To find the coordinates of the point that is equidistant from the points A(1, 2), B(3, 4), and C(5, 6), we can use the concept of the circumcenter of the triangle formed by these three points.
The circumcenter is the point where the perpendicular bisectors of the sides of a triangle intersect, and it is equidistant from all three vertices of the triangle.

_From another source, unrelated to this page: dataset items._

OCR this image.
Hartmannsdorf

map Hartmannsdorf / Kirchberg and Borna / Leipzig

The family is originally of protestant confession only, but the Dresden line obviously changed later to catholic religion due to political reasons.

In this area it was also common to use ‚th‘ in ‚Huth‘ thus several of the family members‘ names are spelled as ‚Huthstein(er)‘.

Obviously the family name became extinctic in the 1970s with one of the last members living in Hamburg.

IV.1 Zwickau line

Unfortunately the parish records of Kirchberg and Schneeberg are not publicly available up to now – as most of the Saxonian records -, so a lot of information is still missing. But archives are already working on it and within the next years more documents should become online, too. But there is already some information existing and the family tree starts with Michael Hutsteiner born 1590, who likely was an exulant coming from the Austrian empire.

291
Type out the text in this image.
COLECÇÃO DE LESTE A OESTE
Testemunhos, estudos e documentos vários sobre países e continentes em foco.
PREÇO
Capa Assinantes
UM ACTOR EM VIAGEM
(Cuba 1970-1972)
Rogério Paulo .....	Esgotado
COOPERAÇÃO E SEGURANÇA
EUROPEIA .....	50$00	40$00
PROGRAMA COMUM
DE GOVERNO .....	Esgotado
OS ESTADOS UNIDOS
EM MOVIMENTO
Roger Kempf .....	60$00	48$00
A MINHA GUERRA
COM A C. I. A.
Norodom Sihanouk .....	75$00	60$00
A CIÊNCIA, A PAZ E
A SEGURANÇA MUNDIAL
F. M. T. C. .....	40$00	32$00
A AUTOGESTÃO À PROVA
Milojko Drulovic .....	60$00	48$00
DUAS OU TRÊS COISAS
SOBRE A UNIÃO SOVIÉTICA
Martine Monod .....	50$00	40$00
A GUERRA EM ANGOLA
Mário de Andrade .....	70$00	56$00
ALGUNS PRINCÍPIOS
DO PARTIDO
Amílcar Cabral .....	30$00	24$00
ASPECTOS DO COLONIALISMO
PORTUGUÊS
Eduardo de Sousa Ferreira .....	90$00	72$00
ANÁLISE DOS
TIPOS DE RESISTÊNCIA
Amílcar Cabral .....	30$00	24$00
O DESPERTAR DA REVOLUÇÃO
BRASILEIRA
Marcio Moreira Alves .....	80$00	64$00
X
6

First, we need to find the midpoints of at least two sides of the triangle. Let’s take the side AB and side AC:
- Midpoint of AB: MAB = ((1 + 3)/2, (2 + 4)/2) = (2, 3)
- Midpoint of AC: MAC = ((1 + 5)/2, (2 + 6)/2) = (3, 4)
Next, we can find the slopes of the sides AB and AC:
- Slope of AB: mAB = (4 – 2) / (3 – 1) = 1
- Slope of AC: mAC = (6 – 2) / (5 – 1) = 1
The slopes of the perpendicular bisectors are the negative reciprocals of these slopes:
- Perpendicular slope of AB: mpAB = -1
- Perpendicular slope of AC: mpAC = -1
Now, we can write the equations of the perpendicular bisectors:
- Equation of the perpendicular bisector of AB: y – 3 = -1(x – 2), or y = -x + 5
- Equation of the perpendicular bisector of AC: y – 4 = -1(x – 3), or y = -x + 7
To find the point of intersection of these two lines, we set them equal to each other:
-x + 5 = -x + 7
This equation will not yield a solution, indicating that points A, B, and C are collinear. Therefore, we need to use a different approach. The point equidistant from all three points on a straight line can be found by averaging the coordinates:
Coordinates of the equidistant point (P):
P = ((1 + 3 + 5)/3, (2 + 4 + 6)/3) = (3, 4)
Hence, the point that is equidistant from A(1, 2), B(3, 4), and C(5, 6) is (3, 4).